Leserbriefe an LTO: Ihre Kom­men­tare in KW 31

04.08.2018

Anwaltspostfach, nächste Runde: Sollte das beA noch später kommen?

Seit bekannt wurde, dass das beA im September live gehen soll, obwohl die Vertraulichkeit der Nachrichten bedroht ist, mehrt sich Kritik. Anwälte fürchten Haftungsrisiken, die BRAK will das durchziehen. Doch sie braucht die Anwaltskammern.

 

Von: Dr. Sylvia Kaufhold, Rechtsanwältin, Maitre en droit

Vielen Dank für Ihren erneut sehr instruktiven Beitrag zum jetzt wieder drohenden Neustart eines weiterhin unausgereiften beA. Die hektische Betriebsamkeit um das Datum und die technischen Einzelheiten des Neustarts vernebeln das aus praktischer sowie berufs-, prozess- und verfassungsrechtlicher Sicht entscheidende Problem.

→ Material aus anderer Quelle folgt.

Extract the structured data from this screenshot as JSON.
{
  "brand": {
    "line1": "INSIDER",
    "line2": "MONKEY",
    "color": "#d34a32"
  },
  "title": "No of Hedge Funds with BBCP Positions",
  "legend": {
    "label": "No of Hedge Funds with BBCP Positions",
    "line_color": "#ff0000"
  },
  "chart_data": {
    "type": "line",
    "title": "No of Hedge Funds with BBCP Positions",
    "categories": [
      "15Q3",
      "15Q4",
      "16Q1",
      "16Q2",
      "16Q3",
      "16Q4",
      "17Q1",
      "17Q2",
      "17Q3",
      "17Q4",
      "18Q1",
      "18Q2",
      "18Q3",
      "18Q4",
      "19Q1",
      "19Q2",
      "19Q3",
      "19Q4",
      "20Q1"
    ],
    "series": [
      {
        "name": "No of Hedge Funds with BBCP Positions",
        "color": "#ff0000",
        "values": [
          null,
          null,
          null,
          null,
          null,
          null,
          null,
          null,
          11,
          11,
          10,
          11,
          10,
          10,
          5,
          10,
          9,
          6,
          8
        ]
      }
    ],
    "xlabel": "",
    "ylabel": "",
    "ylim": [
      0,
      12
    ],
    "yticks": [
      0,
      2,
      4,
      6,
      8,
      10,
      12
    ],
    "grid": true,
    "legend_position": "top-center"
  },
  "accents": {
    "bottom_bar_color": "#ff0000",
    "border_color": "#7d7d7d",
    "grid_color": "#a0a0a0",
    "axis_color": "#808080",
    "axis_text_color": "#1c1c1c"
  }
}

Es geht um die passive Nutzungspflicht. Diese sollte unbedingt weiter ausgesetzt bleiben, bis sich das System wirklich auf breiter Basis bewährt hat. Und das kann es nur als freiwillige Lösung. Erst wenn sich ein Großteil der Anwaltschaft freiwillig angeschlossen hat, werden auch Skeptiker folgen. Erst dann ist auch die Zumutbarkeit dieses "Anschluss- und Benutzungszwangs" rechtlich belastbar indiziert. Gerade vor dem Hintergrund der grundsätzlichen Absegnung des beA durch BGH und BVerfG und dem noch laufenden Verfahren zur Verschlüsselungsfrage.

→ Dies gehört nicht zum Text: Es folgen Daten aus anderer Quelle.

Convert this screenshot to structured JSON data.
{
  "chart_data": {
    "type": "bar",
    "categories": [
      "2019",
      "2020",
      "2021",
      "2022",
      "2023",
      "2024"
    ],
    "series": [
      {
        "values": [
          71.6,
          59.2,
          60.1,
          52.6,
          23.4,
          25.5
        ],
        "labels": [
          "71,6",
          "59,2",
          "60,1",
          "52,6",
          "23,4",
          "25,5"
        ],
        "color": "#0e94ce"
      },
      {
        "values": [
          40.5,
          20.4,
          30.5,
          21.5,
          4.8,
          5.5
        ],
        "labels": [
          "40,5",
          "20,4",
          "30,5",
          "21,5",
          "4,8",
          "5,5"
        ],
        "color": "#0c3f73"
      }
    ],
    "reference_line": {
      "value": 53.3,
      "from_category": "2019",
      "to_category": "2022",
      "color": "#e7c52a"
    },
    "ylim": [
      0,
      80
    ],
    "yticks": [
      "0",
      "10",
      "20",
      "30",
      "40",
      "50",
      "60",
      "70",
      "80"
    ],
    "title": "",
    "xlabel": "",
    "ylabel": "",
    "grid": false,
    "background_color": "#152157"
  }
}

Ein baldiger Neustart ohne Nutzungspflicht wäre daher die eleganteste sowie praktisch und rechtlich unverfänglichste Lösung. Eine Änderung der ZPO ist dafür nicht nötig. § 171 Abs. 3 S. 4 iVm Abs. 1 und § 130a Abs. 4 ZPO kann nicht zur Begründung einer passiven Nutzungspflicht dienen, da das BeA dort nur als eines von mehreren sicheren Übermittlungswegen genannt ist. Es genügt z.B. auch De-Mail und EGVP-Postfach. Außerdem steht der Grundsatz der Empfangsbereitschaft (Annahmewille; vgl. MüKoZPO/Häublein ZPO § 174 Rn. 6-7) einer nur passiven Nutzungspflicht ohne aktive (erklärte) Teilnahme- und Empfangsbereitschaft nicht nur aus praktischen, sondern auch aus dogmatisch-konstruktiven Gründen entgegen. Zu Recht weißt daher Siegmund (NJW 2017, 3134, 3135 aE) darauf hin, dass sich wegen des vom beA generierten elektronischen Empfangsbekenntnisses faktisch "– etwas unbemerkt – bereits ab 1.1.2018 eine aktive Nutzungspflicht zur Teilnahme am elektronischen Rechtsverkehr" ergibt.

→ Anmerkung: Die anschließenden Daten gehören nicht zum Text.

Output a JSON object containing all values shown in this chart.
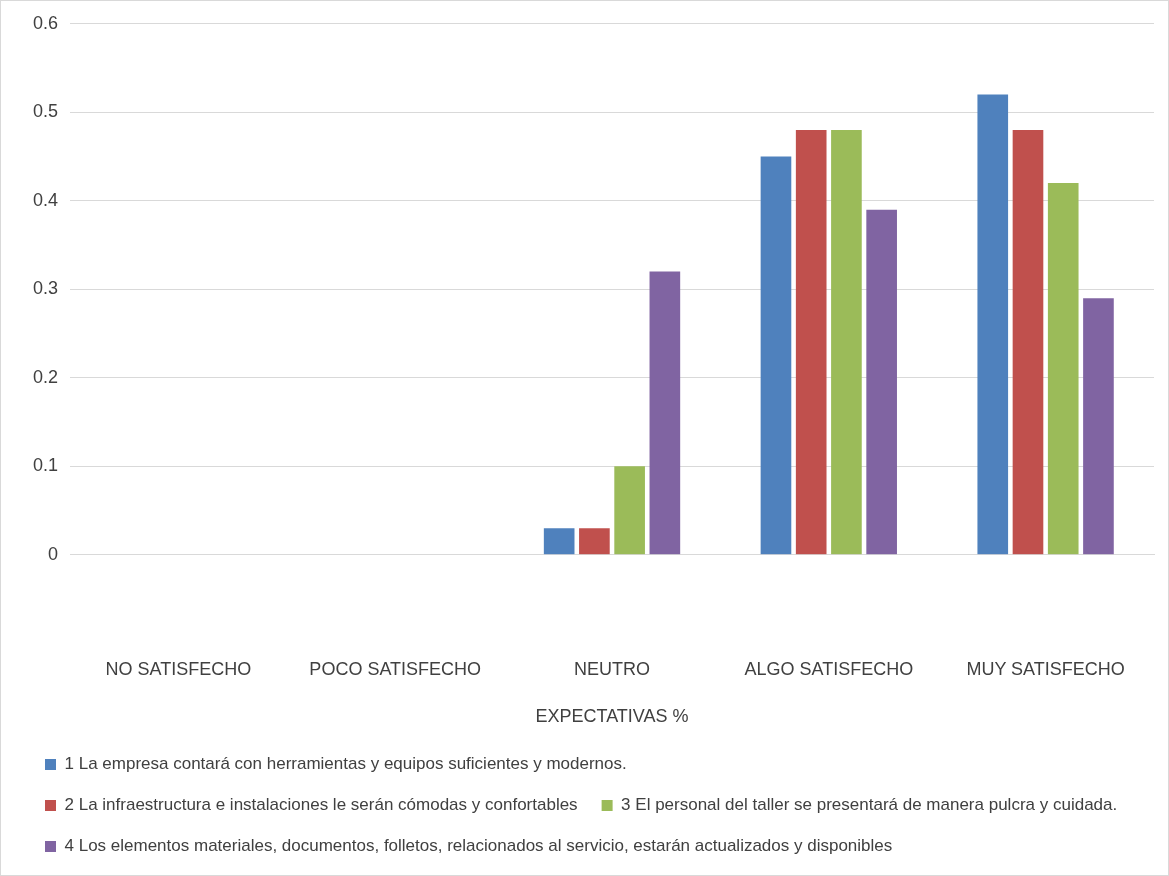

Zur Behebung all dieser – kostenpflichtigen – Unsicherheiten, die schon bisher für die Anwaltschaft eine unsägliche Zumutung bedeuten, würde eine einfache gesetzgeberische Klarstellung genügen. Entsprechend der bisherigen Regelung in § 31 RAVPV müsste lediglich bei § 31a Abs. 6 BRAO ergänzt werden, dass die dort normierte Nutzungs- und Kenntnisnahmepflicht erst ab einer ausdrücklichen Teilnahmeerklärung oder zumindest einer wie immer gearteten technischen Freischaltung durch den Postfachinhaber gilt. Letztere wird aus praktischen Gründen ohnehin erforderlich sein. Damit wäre dann auch das Problem der Empfangsbereitschaft beim elektronischen Empfangsbekenntnis gelöst.